Later the same night, me having forgotten all about the audio riddle, senior software engineer Øyvind Rørtveit sent out an e-mail containing just a short and incomprehensible sentence – “Blame it on me”. Yikes, what has he done now? I Will never blame it on you buddy, but come on, why so tight-lipped?

Øyvind is one of the best programmers I have ever known. He is like Mel,

The Story of Mel

but also with the ability to understand and translate complex mathematical concepts into working code. More about him sometime later.

I grabbed the phone and called him. I asked what was going on, and he said, “Isn’t it correct?” — “Correct what?”, I responded. “The riddle”, he said with a disappointed voice. But I was confused and struggled to find the harmony in all this.

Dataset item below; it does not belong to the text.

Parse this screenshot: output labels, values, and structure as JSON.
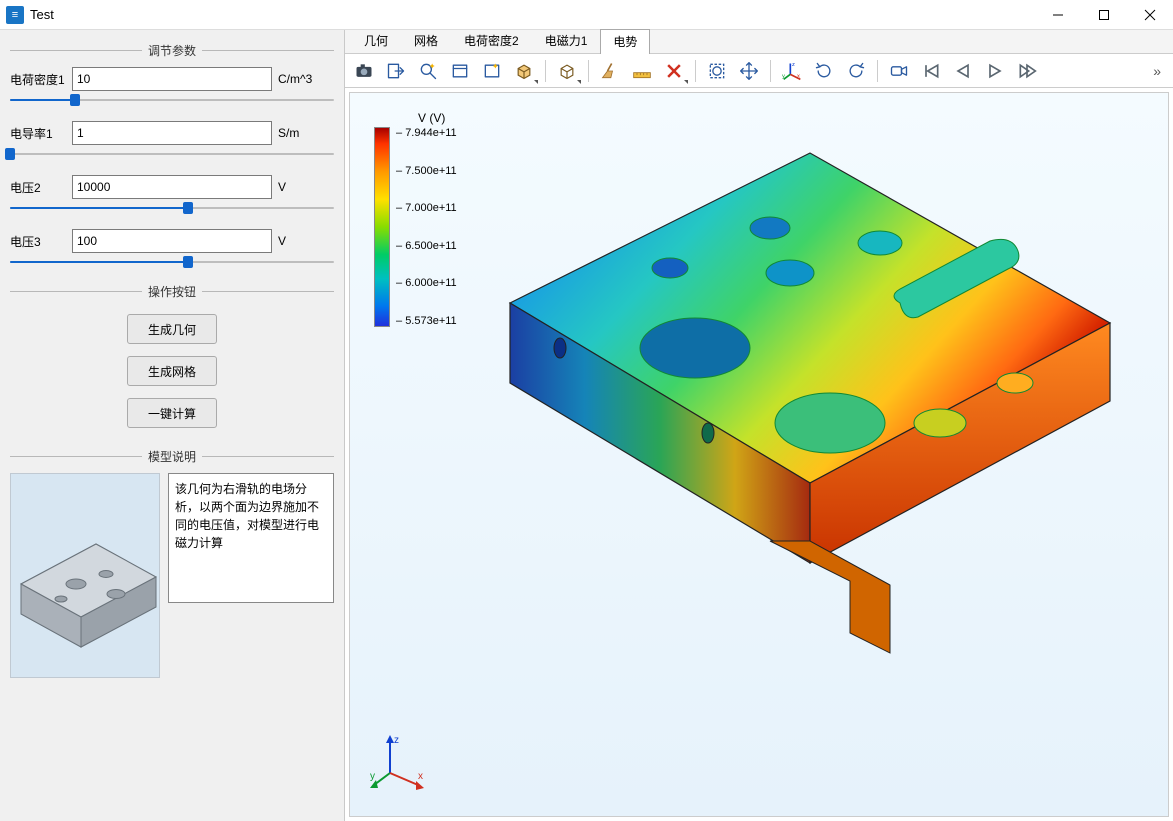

It turned out that the brilliant riddle-maker had completely lost the solution to his own riddle, and that Øyvind had to convince him of the answer. “Yes! You are right!” — “But no, I know the answer and it isn’t this”, I said with a hint of despair, simultaneously not able to tell him the actual solution.

But he was right, and after listening to the whole song after we hung up, it again reminded me why I had chosen this song as the solution to the riddle.

Simply because the lady is a genius.